South Africa employs a National Qualifications Framework (NQF), which defines benchmark requirements and goals for all levels of the education system. Initiated in 1995, the framework originally included eight levels. Two were added in 2008, meaning there are now a total of 10 levels. These levels are tightly linked to every phase of education in the country. Each level corresponds to a “level descriptor,” which outlines the specific scope of qualifications achieved at each level.
The levels are divided into three “sub-frameworks” which span general education, higher education and occupational training. These are the:
- General and Further Education and Training Sub-Framework (GFETQSF)

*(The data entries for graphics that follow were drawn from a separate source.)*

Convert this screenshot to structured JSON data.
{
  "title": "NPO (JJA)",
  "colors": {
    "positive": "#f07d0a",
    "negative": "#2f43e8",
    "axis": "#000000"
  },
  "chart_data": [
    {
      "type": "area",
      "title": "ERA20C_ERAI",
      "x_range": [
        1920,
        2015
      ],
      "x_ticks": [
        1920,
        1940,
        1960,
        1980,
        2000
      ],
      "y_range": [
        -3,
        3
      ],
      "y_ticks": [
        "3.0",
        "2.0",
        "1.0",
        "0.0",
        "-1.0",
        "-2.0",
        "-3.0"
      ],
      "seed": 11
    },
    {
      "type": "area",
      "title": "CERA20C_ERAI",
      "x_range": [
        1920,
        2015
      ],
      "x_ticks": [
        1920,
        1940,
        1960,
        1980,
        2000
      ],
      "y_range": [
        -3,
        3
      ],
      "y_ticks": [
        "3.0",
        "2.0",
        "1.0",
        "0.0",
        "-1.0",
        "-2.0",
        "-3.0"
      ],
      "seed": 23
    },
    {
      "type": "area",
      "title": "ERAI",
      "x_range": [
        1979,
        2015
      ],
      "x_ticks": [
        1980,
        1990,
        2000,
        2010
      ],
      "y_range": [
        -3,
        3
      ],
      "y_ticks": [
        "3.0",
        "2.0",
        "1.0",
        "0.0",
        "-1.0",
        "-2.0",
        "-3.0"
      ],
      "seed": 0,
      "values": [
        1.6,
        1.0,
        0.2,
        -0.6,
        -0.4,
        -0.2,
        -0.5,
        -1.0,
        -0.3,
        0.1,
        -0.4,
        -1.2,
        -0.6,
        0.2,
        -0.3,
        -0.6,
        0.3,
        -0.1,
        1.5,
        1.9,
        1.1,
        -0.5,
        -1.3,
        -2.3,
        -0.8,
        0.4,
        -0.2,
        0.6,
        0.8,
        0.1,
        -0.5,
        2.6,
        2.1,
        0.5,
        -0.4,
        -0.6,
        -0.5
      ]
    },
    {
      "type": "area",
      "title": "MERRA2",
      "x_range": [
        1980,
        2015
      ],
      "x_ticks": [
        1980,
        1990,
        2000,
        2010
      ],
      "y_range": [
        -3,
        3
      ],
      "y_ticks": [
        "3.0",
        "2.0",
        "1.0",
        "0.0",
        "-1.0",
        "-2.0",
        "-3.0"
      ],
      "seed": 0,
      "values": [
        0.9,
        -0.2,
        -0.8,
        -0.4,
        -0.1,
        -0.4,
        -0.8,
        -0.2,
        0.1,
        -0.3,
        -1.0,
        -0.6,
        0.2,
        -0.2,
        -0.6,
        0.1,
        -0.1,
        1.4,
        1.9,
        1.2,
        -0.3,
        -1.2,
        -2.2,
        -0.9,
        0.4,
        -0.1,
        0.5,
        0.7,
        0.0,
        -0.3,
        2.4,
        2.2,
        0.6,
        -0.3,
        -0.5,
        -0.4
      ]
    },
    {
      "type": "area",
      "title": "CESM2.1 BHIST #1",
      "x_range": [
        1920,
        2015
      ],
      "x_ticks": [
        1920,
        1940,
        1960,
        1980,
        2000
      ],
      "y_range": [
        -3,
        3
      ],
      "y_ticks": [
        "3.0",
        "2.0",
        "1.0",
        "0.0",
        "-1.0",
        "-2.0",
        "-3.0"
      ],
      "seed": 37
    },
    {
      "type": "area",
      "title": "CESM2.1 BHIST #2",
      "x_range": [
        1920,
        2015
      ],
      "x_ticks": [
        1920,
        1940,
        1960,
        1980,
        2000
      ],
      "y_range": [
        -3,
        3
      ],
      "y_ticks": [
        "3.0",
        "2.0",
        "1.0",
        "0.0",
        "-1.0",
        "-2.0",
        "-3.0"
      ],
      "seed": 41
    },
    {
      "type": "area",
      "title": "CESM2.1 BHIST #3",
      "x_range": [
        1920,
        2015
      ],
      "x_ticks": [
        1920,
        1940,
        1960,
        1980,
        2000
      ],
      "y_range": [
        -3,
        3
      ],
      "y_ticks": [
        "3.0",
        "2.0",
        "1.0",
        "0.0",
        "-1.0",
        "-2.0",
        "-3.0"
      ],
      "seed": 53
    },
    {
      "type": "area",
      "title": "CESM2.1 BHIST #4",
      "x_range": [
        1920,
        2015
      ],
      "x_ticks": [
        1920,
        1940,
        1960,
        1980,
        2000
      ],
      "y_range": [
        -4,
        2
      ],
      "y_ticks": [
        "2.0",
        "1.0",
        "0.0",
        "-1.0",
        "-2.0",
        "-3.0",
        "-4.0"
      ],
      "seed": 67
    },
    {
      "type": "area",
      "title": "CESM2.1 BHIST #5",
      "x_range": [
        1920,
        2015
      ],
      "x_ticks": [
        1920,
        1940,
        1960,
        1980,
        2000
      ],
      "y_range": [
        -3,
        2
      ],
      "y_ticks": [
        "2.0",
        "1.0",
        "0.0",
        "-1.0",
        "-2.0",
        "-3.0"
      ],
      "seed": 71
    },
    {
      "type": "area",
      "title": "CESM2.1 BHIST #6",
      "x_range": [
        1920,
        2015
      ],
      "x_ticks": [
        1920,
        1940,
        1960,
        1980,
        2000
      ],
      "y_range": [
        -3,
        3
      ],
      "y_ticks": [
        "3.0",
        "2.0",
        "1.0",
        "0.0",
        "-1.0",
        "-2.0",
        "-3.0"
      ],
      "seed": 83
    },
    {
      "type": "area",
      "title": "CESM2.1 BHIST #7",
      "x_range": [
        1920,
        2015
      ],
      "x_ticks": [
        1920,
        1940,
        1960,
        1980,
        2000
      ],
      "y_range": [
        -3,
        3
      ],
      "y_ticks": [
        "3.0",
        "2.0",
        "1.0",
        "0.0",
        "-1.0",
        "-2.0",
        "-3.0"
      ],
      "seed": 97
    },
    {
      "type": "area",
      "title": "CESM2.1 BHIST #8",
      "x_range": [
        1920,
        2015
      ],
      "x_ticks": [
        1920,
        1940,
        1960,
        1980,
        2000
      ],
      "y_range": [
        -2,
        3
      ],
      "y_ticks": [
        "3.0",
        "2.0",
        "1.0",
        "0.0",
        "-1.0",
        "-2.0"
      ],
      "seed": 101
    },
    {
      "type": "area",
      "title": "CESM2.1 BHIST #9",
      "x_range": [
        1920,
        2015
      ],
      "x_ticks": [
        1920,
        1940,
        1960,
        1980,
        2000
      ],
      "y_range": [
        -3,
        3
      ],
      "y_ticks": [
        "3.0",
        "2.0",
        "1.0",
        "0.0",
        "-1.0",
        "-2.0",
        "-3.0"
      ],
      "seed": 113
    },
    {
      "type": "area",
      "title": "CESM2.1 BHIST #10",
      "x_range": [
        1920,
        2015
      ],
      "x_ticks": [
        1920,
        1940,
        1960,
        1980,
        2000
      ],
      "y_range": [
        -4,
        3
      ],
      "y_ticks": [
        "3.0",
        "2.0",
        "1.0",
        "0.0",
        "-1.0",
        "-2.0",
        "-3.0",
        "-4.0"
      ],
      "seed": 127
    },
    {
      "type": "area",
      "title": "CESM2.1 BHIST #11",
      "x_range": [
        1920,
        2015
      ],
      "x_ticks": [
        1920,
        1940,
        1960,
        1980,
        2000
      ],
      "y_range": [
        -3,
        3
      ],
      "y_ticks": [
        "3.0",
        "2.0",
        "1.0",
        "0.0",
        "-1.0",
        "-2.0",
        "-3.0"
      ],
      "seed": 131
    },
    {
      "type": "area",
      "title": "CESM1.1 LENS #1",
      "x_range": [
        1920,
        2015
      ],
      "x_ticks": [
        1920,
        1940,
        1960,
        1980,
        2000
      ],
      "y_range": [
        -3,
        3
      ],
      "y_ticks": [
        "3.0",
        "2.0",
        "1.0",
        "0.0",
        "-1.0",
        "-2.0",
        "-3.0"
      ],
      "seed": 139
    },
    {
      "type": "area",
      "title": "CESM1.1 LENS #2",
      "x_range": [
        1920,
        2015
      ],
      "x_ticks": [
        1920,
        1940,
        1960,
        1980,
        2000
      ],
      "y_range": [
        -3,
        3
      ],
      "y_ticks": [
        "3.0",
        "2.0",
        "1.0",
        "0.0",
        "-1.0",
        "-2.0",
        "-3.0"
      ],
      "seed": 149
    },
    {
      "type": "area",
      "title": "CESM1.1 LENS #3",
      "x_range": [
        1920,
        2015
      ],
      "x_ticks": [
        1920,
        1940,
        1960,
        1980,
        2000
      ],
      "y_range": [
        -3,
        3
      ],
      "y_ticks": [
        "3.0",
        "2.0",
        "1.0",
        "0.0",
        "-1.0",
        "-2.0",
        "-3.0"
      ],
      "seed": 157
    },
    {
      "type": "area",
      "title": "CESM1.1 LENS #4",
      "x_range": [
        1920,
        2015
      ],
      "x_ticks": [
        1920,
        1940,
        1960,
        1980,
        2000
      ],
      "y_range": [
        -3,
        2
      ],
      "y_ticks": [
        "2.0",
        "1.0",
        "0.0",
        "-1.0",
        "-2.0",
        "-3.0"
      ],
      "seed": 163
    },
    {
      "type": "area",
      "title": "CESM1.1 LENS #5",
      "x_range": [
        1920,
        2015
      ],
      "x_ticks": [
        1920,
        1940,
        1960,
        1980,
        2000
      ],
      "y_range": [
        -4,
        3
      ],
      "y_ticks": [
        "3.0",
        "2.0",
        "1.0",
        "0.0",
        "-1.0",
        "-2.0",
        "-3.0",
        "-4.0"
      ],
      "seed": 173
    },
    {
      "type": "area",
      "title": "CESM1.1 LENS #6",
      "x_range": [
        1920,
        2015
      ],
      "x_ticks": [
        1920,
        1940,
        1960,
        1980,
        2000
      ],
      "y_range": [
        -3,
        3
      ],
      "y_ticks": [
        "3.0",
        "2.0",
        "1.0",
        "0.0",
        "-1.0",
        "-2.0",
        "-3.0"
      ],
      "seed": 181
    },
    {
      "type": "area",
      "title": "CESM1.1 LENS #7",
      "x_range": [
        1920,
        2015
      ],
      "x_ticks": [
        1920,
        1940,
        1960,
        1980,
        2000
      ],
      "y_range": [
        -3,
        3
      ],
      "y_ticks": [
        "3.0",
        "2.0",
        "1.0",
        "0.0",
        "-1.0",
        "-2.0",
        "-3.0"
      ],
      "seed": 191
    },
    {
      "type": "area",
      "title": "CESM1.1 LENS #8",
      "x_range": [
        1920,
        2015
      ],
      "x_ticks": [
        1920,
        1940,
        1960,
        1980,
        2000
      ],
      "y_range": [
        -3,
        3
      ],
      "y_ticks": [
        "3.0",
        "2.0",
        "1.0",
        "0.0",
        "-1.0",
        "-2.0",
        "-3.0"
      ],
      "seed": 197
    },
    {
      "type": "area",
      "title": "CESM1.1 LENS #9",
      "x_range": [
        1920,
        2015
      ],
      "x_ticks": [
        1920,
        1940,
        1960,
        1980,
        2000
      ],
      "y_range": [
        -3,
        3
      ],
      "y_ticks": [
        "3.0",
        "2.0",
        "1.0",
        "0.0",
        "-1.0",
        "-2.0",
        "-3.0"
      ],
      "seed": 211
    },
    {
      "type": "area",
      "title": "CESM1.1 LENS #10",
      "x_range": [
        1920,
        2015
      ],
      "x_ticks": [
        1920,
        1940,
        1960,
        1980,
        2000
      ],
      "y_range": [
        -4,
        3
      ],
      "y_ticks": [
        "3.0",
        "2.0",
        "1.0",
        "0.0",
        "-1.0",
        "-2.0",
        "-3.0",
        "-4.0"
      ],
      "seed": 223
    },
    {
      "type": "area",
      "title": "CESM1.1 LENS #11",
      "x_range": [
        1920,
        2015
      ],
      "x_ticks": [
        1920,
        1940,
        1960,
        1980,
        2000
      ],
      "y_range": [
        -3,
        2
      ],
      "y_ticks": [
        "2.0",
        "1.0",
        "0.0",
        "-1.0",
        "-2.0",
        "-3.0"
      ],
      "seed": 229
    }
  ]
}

- Higher Education Qualifications Sub-Framework (HEQFS)
- Occupational Qualifications Sub-Framework (OQSF).
The first two sub-frameworks represent a linear trajectory from elementary education (level 1) through doctoral study (level 10). The Occupational Qualifications Sub-Framework ends at level 6, though optional level 7 and 8 qualifications may be offered through “collaboration with a recognized professional body and the Council on Higher Education”.
The national qualifications framework lists the minimum credits required for the award of a degree or qualification at each level. One credit is defined as 10 “notional” study hours. On average, one week represents about 40 notional study hours.
Typically, university undergraduate programs require 30 weeks of full-time study a year. Graduate programs, such as master’s and doctoral degrees, require 45 weeks of full-time study a year.
NOTE: Even though there is a minimum credit requirement, individual universities are allowed to set their own curricula, which can exceed the minimum.